Programming Proverbs 2: Think first, Program later

This is the second of a serious of posts based on the book Programming Proverbs by Henry Ledgard. The index for the series is an earlier post and discussion of the list as a whole is taking place in the comments there. Comments on this "proverb" are of course very welcome here.

I used to talk to my students about the difference between "Ready, Aim, Fire" and "Ready, Fire, Aim" And for that matter "Fire, Aim Ready" Ready means "Define the problem completely" of course. One really has to know what the goal is. This involves a lot of thinking. So too does thinking about the actual code to be implemented.

There are a lot of questions to ask ones self about things as complex as algorithms and as simple as variable names and types. My own personal style is to think about the program I write for some length of time before I write the first line of code. Back in the card punch days (remember those? Probably not.) I used to write out a sort of outline on paper. I thought about the various pieces of the puzzle that make up a computer program and try to make sure I knew what I was doing.

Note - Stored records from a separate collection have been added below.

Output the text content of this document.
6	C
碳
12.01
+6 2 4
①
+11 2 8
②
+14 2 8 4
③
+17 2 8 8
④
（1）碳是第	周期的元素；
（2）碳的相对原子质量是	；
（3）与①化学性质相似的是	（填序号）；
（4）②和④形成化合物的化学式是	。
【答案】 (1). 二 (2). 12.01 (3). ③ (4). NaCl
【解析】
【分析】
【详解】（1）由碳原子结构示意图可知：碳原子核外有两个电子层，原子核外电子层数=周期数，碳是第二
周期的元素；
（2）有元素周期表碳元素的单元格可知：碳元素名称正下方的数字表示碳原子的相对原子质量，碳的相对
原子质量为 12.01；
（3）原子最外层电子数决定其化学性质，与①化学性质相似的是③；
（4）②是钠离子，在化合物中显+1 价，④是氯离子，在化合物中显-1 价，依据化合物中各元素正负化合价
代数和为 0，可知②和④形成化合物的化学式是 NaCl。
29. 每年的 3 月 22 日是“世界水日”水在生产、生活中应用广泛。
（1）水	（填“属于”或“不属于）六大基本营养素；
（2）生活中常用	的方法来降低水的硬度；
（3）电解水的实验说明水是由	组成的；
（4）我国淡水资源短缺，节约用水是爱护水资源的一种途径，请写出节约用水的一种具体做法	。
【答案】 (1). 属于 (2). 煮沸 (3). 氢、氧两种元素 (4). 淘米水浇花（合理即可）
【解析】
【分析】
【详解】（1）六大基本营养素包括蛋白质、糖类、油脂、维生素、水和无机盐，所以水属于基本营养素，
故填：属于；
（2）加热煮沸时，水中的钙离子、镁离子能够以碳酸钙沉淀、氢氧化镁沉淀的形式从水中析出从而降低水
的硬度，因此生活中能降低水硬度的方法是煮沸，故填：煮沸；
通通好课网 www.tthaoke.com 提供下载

These days with powerful IDEs I often create my outline in something that looks to the casual observer like code but really isn't. There may be function/method definitions but inside them is only comments. By the time I am thinking about the actual classes and their methods and data I often use the Class Designer in Visual Studio to block things out.  By specifying the methods and data for a class I can express in detail what the interfaces will be and use comments to explain what is going to happen inside them. Bit that is really still a form of thinking on paper not coding. Only later when I think I know what all the pieces are do I start real coding.

I think this proverb applies at least as much and probably more during the debugging phase. All too often I have seen students rush to through code into a now-working program in hopes that it will "fix something." A missing "End If?" Through an "End If" statement in some semi-random place in hopes of preventing the compile error but with no thought about possible logic errors. That sort of thing happens all the time. The worst thing about that sort of "problem solving" is that it introduces more frustration than solutions. The art of desk checking code and giving serious thought to what might be wrong seems to be all but dead.

During debugging a programmer really must sit and think. They must analysis their code, the error messages and what is supposed to be going on. Understanding and defining the problem must come before adding or changing code. Think first, Program later!